"But is it quite certain that they were married?" asked Phyllis, with all the premature knowledge of a country clergyman's daughter. "If they were not legally married, this man could not take your place."

Philip dropped the hand he still held. She had struck hard upon a chord in his nature which vibrated under her touch in utter discordance. Now and then she had jarred slightly upon him, and he had hastened to forget it, but here was a discord that would turn all his life's music into harshness.

"Phyllis, you do not know what you are saying," he cried.

"Oh! yes, I do," she answered, half petulantly and half playfully. "It is not likely that your father would marry a girl like Sophy Goldsmith. And if he did not, you will still be the heir, and some day I shall be Mrs. Martin of Brackenburn."

Philip walked on beside her in silence, his eyes fixed on the ground.

"That is the first thing to find out," continued Phyllis shrewdly. "I don't believe there was a legal marriage, or if there was, the Goldsmith's must prove it. Of course, your mother will be very mad about it for a while, but it will come right in the end; and 'All's well that ends well,' you know. But isn't it strange that, after all these years, we should find out about Sophy Goldsmith? And your father knew all along, the naughty, naughty man!"

So smooth hitherto had been the current of their short lives that Philip had never seen Phyllis in any circumstances of great trouble or difficulty. She was still a young girl, and how shame or sorrow would affect her no one could have foretold. But at this crisis, with all his own nature overwrought with shame for his father and sorrow for his mother, he felt how vast was the distance between them. They were dwelling in different worlds. Was it a premonition of this disparity between them which had made his mother oppose their marriage?

He turned back abruptly toward the hotel, and they did not talk much on their way. Phyllis's brain was busy, too busy for much speaking. If this terrible thing could possibly be true—though she rejected such a supposition—then, indeed, she must bid farewell to all the bright schemes she had laid for her future life.

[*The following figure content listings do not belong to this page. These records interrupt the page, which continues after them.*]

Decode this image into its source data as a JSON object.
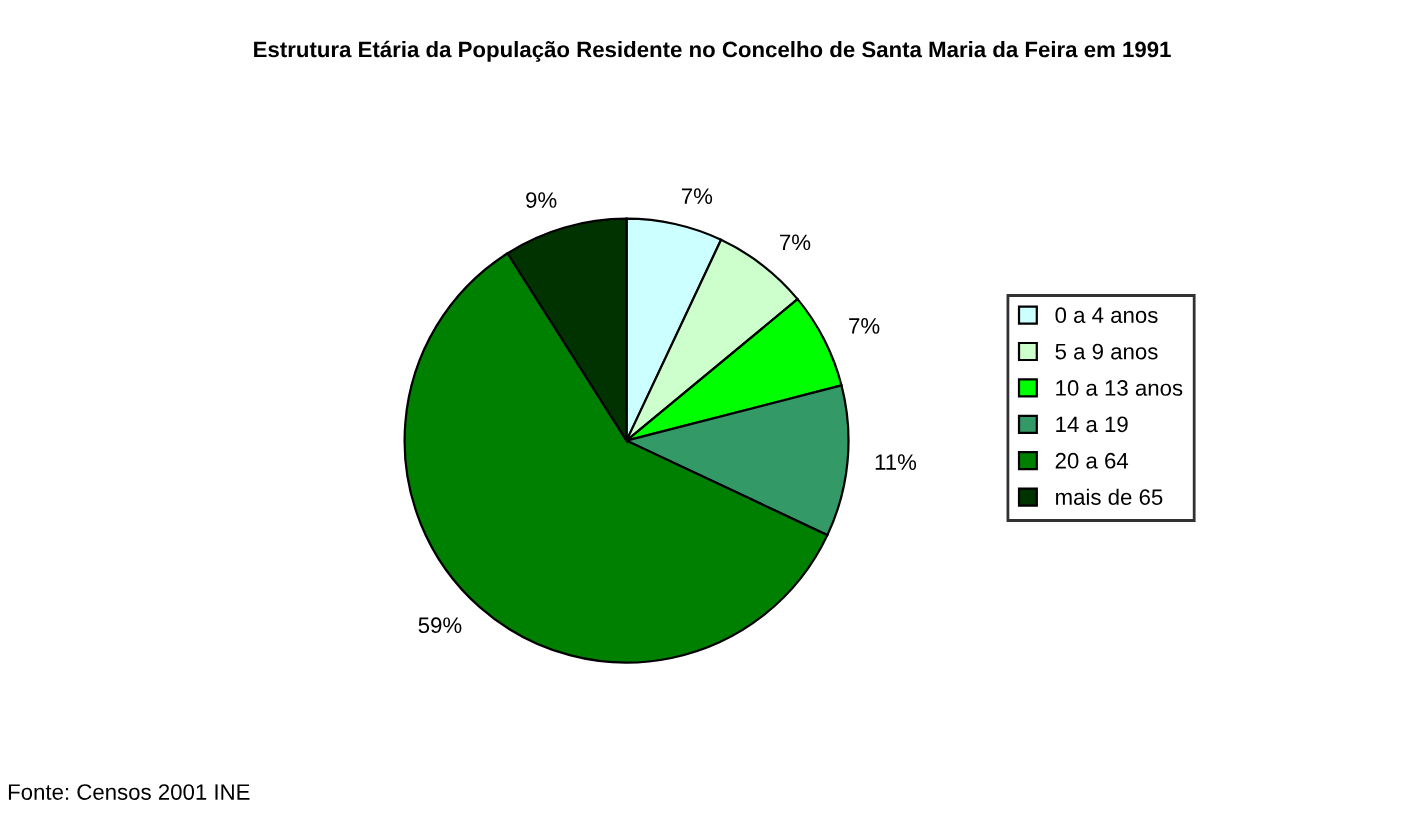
{
  "chart_data": {
    "type": "pie",
    "title": "Estrutura Etária da População Residente no Concelho de Santa Maria da Feira em 1991",
    "categories": [
      "0 a 4 anos",
      "5 a 9 anos",
      "10 a 13 anos",
      "14 a 19",
      "20 a 64",
      "mais de 65"
    ],
    "values": [
      7,
      7,
      7,
      11,
      59,
      9
    ],
    "value_labels": [
      "7%",
      "7%",
      "7%",
      "11%",
      "59%",
      "9%"
    ],
    "colors": [
      "#ccffff",
      "#ccffcc",
      "#00ff00",
      "#339966",
      "#008000",
      "#003300"
    ],
    "legend": "right",
    "annotations": [
      "Fonte: Censos 2001 INE"
    ]
  }
}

Philip would be a poor nobody, and she really was not fitted to be a poor man's wife. She loved him, of course, and it would be intense misery to give him up. How she could part from him she did not know; her mother must manage it for her, if the necessity ever arose. But to be plain Mrs. Martin, of nowhere in particular, living on a few hundreds a year! That would be impossible. Still, what folly it was to be looking forward to things which would never happen! She turned a bright face to Philip as he left her at the hotel door.

"Take courage, and be comforted," she said. "It has all got to be proved first."

He turned away with a feeling of utter discouragement. All his world seemed shaken to its very foundations. His father had been guilty of a deed of the deepest baseness, and his intended wife was blind to that baseness. But he had no time for musing on it. Dorothy's voice arrested him, and, looking up, he saw her coming quickly to him, dressed as for a journey. Her face was troubled, and she spoke to him in imploring tones.